Novobiocin is an aminocoumarin antibiotic that showed a dose-dependent anti-proliferative effect in melanoma cells, and increased activity of NADPH: cytochrome c reductase and γ-glutamyltranspeptidase [149, 150]. C-terminal domain of HSP90 was identified as a novobiocin-HSP90 interaction surface [151, 152]. Novobiocin induced degradation of HSP90 client proteins including ERBB2, CRAF, mutated p53 and SRC (proto-oncogene tyrosine-protein kinase SRC), although only when used at relatively high concentrations [152]. To improve activity, novobiocin analogues were synthesized with several structural modifications. In one of them, KU135, the coumarin core was modified, and the noviose sugar was replaced with a methylated phenol that can participate in hydrogen bonding [153]. KU135 arrested melanoma cells in the G2/M phase of cell cycle by increasing the phosphorylation of CDC25C (cell division cycle 25C) at Ser216 and diminishing cyclin B level in contrast to novobiocin that did not influence the level of both proteins [154]. Moreover, KU135 reduced melanoma cell viability more potently than novobiocin and N-terminal inhibitor, 17-AAG. KU135-induced apoptosis was associated with dissipation of mitochondrial membrane potential that led to the release of cytochrome c, activation of caspase-8, caspase-9 and caspase-3, and PARP cleavage [154]. Interestingly, KU135 induced AKT phosphorylation after short incubation, but AKT activity was attenuated after 48 h.
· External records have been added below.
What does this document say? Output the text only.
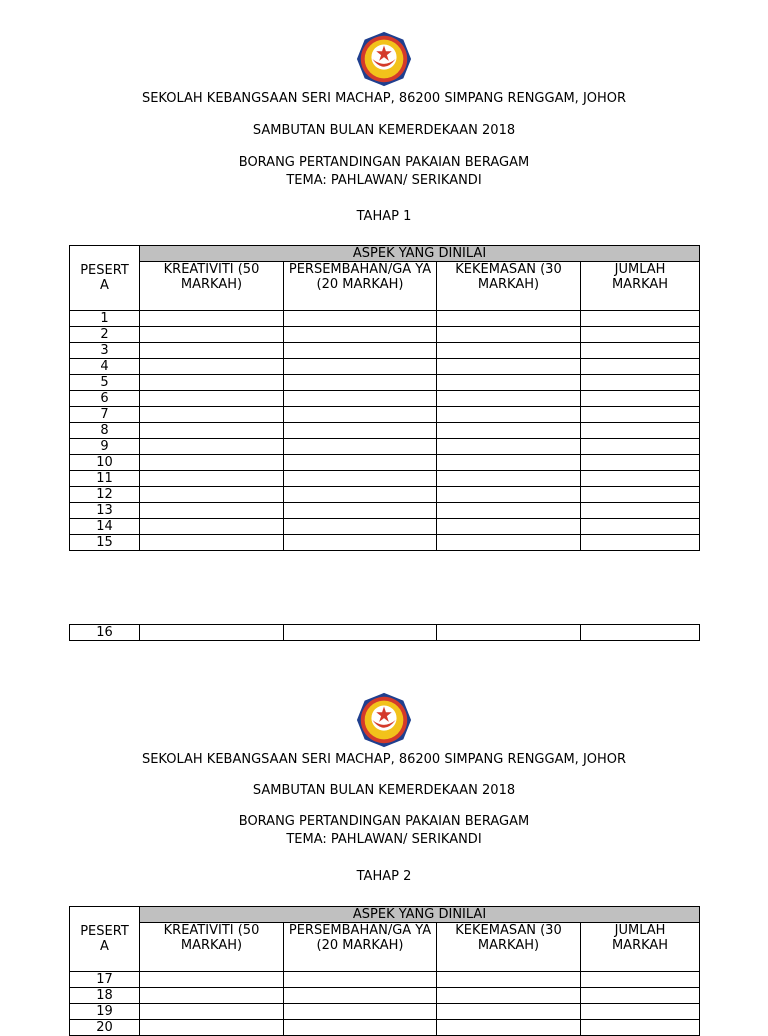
SEKOLAH KEBANGSAAN SERI MACHAP, 86200 SIMPANG RENGGAM, JOHOR
SAMBUTAN BULAN KEMERDEKAAN 2018
BORANG PERTANDINGAN PAKAIAN BERAGAM
TEMA: PAHLAWAN/ SERIKANDI
TAHAP 1
PESERT A	ASPEK YANG DINILAI			
	KREATIVITI (50 MARKAH)	PERSEMBAHAN/GA YA (20 MARKAH)	KEKEMASAN (30 MARKAH)	JUMLAH MARKAH
1				
2				
3				
4				
5				
6				
7				
8				
9				
10				
11				
12				
13				
14				
15				
16				
SEKOLAH KEBANGSAAN SERI MACHAP, 86200 SIMPANG RENGGAM, JOHOR
SAMBUTAN BULAN KEMERDEKAAN 2018
BORANG PERTANDINGAN PAKAIAN BERAGAM
TEMA: PAHLAWAN/ SERIKANDI
TAHAP 2
PESERT A	ASPEK YANG DINILAI			
	KREATIVITI (50 MARKAH)	PERSEMBAHAN/GA YA (20 MARKAH)	KEKEMASAN (30 MARKAH)	JUMLAH MARKAH
17				
18				
19				
20				
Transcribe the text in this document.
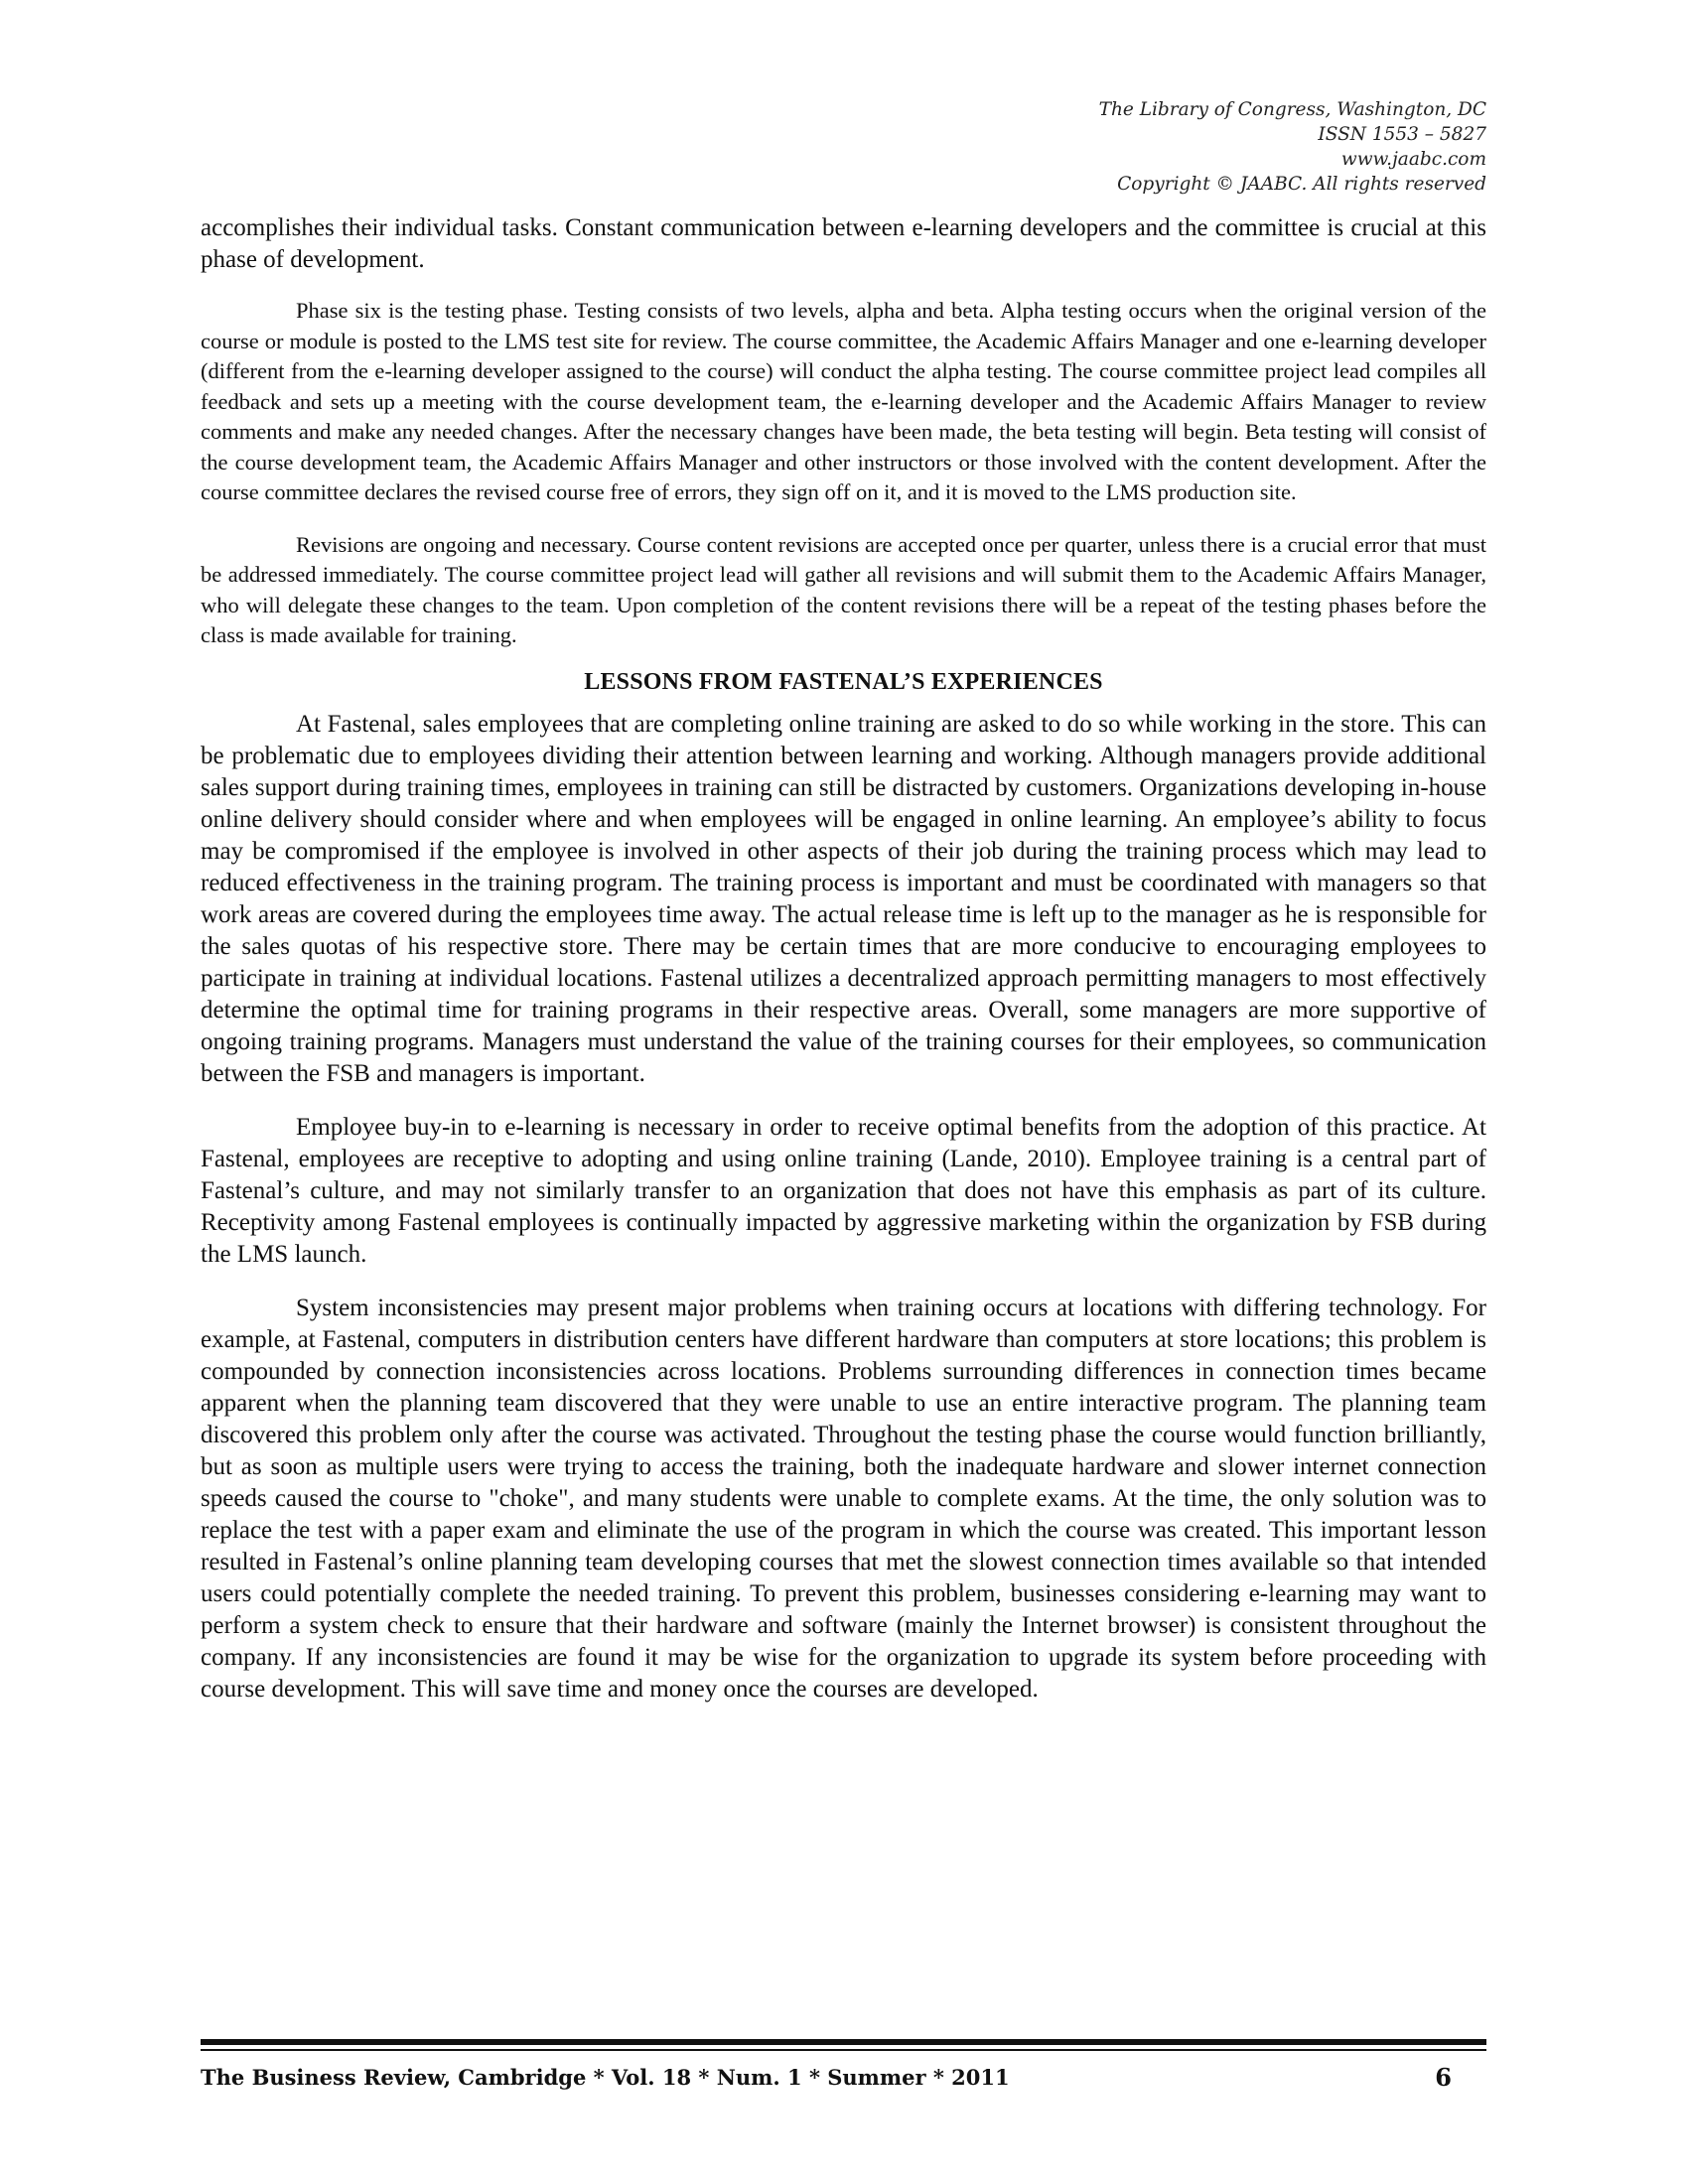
The Library of Congress, Washington, DC
ISSN 1553 – 5827
www.jaabc.com
Copyright © JAABC. All rights reserved

accomplishes their individual tasks. Constant communication between e-learning developers and the committee is crucial at this phase of development.

Phase six is the testing phase. Testing consists of two levels, alpha and beta. Alpha testing occurs when the original version of the course or module is posted to the LMS test site for review. The course committee, the Academic Affairs Manager and one e-learning developer (different from the e-learning developer assigned to the course) will conduct the alpha testing. The course committee project lead compiles all feedback and sets up a meeting with the course development team, the e-learning developer and the Academic Affairs Manager to review comments and make any needed changes. After the necessary changes have been made, the beta testing will begin. Beta testing will consist of the course development team, the Academic Affairs Manager and other instructors or those involved with the content development. After the course committee declares the revised course free of errors, they sign off on it, and it is moved to the LMS production site.

Revisions are ongoing and necessary. Course content revisions are accepted once per quarter, unless there is a crucial error that must be addressed immediately. The course committee project lead will gather all revisions and will submit them to the Academic Affairs Manager, who will delegate these changes to the team. Upon completion of the content revisions there will be a repeat of the testing phases before the class is made available for training.

LESSONS FROM FASTENAL’S EXPERIENCES

At Fastenal, sales employees that are completing online training are asked to do so while working in the store. This can be problematic due to employees dividing their attention between learning and working. Although managers provide additional sales support during training times, employees in training can still be distracted by customers. Organizations developing in-house online delivery should consider where and when employees will be engaged in online learning. An employee’s ability to focus may be compromised if the employee is involved in other aspects of their job during the training process which may lead to reduced effectiveness in the training program. The training process is important and must be coordinated with managers so that work areas are covered during the employees time away. The actual release time is left up to the manager as he is responsible for the sales quotas of his respective store. There may be certain times that are more conducive to encouraging employees to participate in training at individual locations. Fastenal utilizes a decentralized approach permitting managers to most effectively determine the optimal time for training programs in their respective areas. Overall, some managers are more supportive of ongoing training programs. Managers must understand the value of the training courses for their employees, so communication between the FSB and managers is important.

Employee buy-in to e-learning is necessary in order to receive optimal benefits from the adoption of this practice. At Fastenal, employees are receptive to adopting and using online training (Lande, 2010). Employee training is a central part of Fastenal’s culture, and may not similarly transfer to an organization that does not have this emphasis as part of its culture. Receptivity among Fastenal employees is continually impacted by aggressive marketing within the organization by FSB during the LMS launch.

System inconsistencies may present major problems when training occurs at locations with differing technology. For example, at Fastenal, computers in distribution centers have different hardware than computers at store locations; this problem is compounded by connection inconsistencies across locations. Problems surrounding differences in connection times became apparent when the planning team discovered that they were unable to use an entire interactive program. The planning team discovered this problem only after the course was activated. Throughout the testing phase the course would function brilliantly, but as soon as multiple users were trying to access the training, both the inadequate hardware and slower internet connection speeds caused the course to "choke", and many students were unable to complete exams. At the time, the only solution was to replace the test with a paper exam and eliminate the use of the program in which the course was created. This important lesson resulted in Fastenal’s online planning team developing courses that met the slowest connection times available so that intended users could potentially complete the needed training. To prevent this problem, businesses considering e-learning may want to perform a system check to ensure that their hardware and software (mainly the Internet browser) is consistent throughout the company. If any inconsistencies are found it may be wise for the organization to upgrade its system before proceeding with course development. This will save time and money once the courses are developed.

The Business Review, Cambridge * Vol. 18 * Num. 1 * Summer * 2011	6
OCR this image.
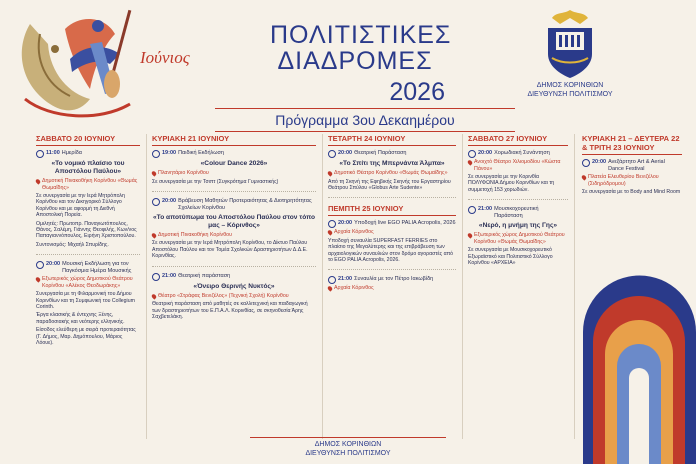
Ιούνιος
ΠΟΛΙΤΙΣΤΙΚΕΣ
ΔΙΑΔΡΟΜΕΣ
2026
Πρόγραμμα 3ου Δεκαημέρου
ΔΗΜΟΣ ΚΟΡΙΝΘΙΩΝ
ΔΙΕΥΘΥΝΣΗ ΠΟΛΙΤΙΣΜΟΥ
ΣΑΒΒΑΤΟ 20 ΙΟΥΝΙΟΥ
11:00 Ημερίδα
«Το νομικό πλαίσιο του Αποστόλου Παύλου»
Δημοτική Πινακοθήκη Κορίνθου «Θωμάς Θωμαΐδης»
Σε συνεργασία με την Ιερά Μητρόπολη Κορίνθου και τον Δικηγορικό Σύλλογο Κορίνθου και με αφορμή τη Διεθνή Αποστολική Πορεία.
Ομιλητές: Πρωτοπρ. Παναγιωτόπουλος, Θάνος, Σαλέμη, Γιάννης Θεοφιλής, Κων/νος Παπαγιαννόπουλος, Ειρήνη Χριστοπούλου.
Συντονισμός: Μιχαήλ Σπυρίδης.
20:00 Μουσική Εκδήλωση για τον Παγκόσμια Ημέρα Μουσικής
Εξωτερικός χώρος Δημοτικού Θεάτρου Κορίνθου «Αλέκος Θεοδωράκης»
Συνεργασία με τη Φιλαρμονική του Δήμου Κορινθίων και τη Συμφωνική του Collegium Corinth.
Έργα κλασικής & έντεχνης Ξένης, παραδοσιακής και νεότερης ελληνικής.
Είσοδος ελεύθερη με σειρά προτεραιότητας (Γ. Δήμος, Μαρ. Δημόπουλου, Μάριος Λόουε).
ΚΥΡΙΑΚΗ 21 ΙΟΥΝΙΟΥ
19:00 Παιδική Εκδήλωση
«Colour Dance 2026»
Πλανητάριο Κορίνθου
Σε συνεργασία με την Τσιπτ (Συγκρότημα Γυμναστικής)
20:00 Βράβευση Μαθητών Προτεραιότητας & Διοτηρητότητας Σχολείων Κορίνθου
«Το αποτύπωμα του Αποστόλου Παύλου στον τόπο μας – Κόρινθος»
Δημοτική Πινακοθήκη Κορίνθου
Σε συνεργασία με την Ιερά Μητρόπολη Κορίνθου, το Δίκτυο Παύλου Αποστόλου Παύλου και τον Τομέα Σχολικών Δραστηριοτήτων Δ.Δ.Ε. Κορινθίας.
21:00 Θεατρική παράσταση
«Όνειρο Θερινής Νυκτός»
Θέατρο «Στράφας Βενιζέλος» (Τεχνική Σχολή) Κορίνθου
Θεατρική παράσταση από μαθητές σε καλλιτεχνική και παιδαγωγική των δραστηριοτήτων του Ε.Π.Α.Λ. Κορινθίας, σε σκηνοθεσία Άρης Σαχβετελάκη.
ΤΕΤΑΡΤΗ 24 ΙΟΥΝΙΟΥ
20:00 Θεατρική Παράσταση
«Το Σπίτι της Μπερνάντα Άλμπα»
Δημοτικό Θέατρο Κορίνθου «Θωμάς Θωμαΐδης»
Από τη Σκηνή της Εφηβικής Σκηνής του Εργαστηρίου Θεάτρου Σπύλου «Globus Arte Sudente»
ΠΕΜΠΤΗ 25 ΙΟΥΝΙΟΥ
20:00 Υποδοχή live EGO PALIA Acropolis, 2026
Αρχαία Κόρινθος
Υποδοχή συναυλία SUPERFAST FERRIES στο πλαίσιο της Μεγαλύτερης και της επιβράβευση των αρχαιολογικών συναυλιών στον δρόμο αγοραστές από το EGO PALIA Acropolis, 2026.
21:00 Συναυλία με τον Πέτρο Ιακωβίδη
Αρχαία Κόρινθος
ΣΑΒΒΑΤΟ 27 ΙΟΥΝΙΟΥ
20:00 Χορωδιακή Συνάντηση
Ανοιχτό Θέατρο Χιλιομοδίου «Κώστα Πάνου»
Σε συνεργασία με την Κορινθία ΠΟΛΥΦΩΝΙΑ Δήμου Κορινθίων και τη συμμετοχή 153 χορωδιών.
21:00 Μουσικοχορευτική Παράσταση
«Νερό, η μνήμη της Γης»
Εξωτερικός χώρος Δημοτικού Θεάτρου Κορίνθου «Θωμάς Θωμαΐδης»
Σε συνεργασία με Μουσικοχορευτικό Εξωραϊστικό και Πολιτιστικό Σύλλογο Κορίνθου «ΑΡΧΕΙΑ»
ΚΥΡΙΑΚΗ 21 – ΔΕΥΤΕΡΑ 22 & ΤΡΙΤΗ 23 ΙΟΥΝΙΟΥ
20:00 Ανεξάρτητο Art & Aerial Dance Festival
Πλατεία Ελευθερίου Βενιζέλου (Σιδηρόδρομου)
Σε συνεργασία με το Body and Mind Room
ΔΗΜΟΣ ΚΟΡΙΝΘΙΩΝ
ΔΙΕΥΘΥΝΣΗ ΠΟΛΙΤΙΣΜΟΥ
In addition, KU135 inhibited ERK1/2 activity that might be related to the reduction of HSP90 client proteins, BRAF and CRAF [154]. Unlike N-terminal inhibitors, KU135 did not affect HSP27 (heat shock protein 27), HSP70 and GRP94 expression, and activity of HSF-1 [154].

Conclusions

Cancer cells are under constant stress due to the presence of mutant proteins and rapid cell proliferation that affects the control of proteostasis, and in turn elevates cell dependence on HSP90. HSP90 is a promising therapeutic target in melanoma as HSP90 clients have been identified among melanoma-associated oncoproteins involved in determination of cell phenotype and response to drugs. Several HSP90 inhibitors exerting anti-melanoma activity in pre-clinical in vitro and in vivo studies are currently evaluated in clinical trials (Table 1). Further research is, however, necessary to more precisely define unique isoforms or conformational preferences for particular HSP90 inhibitors. Limited reports addressing this issue suggest that substantial differences in both client and drug preferences can exist for HSP90α and HSP90β isoforms, and indicate that geldanamycin and ganetespib bind to HSP90β with greater affinity than to HSP90α [155]. Recent advance showing that activity of HSP90 inhibitors can be monitored by using [11C]NMS-E973 as a PET tracer to both quantify HSP90 level in vivo and to determine HSP90 occupancy after treatment with HSP90 inhibitors [123] has provided a tool for in-depth discoveries.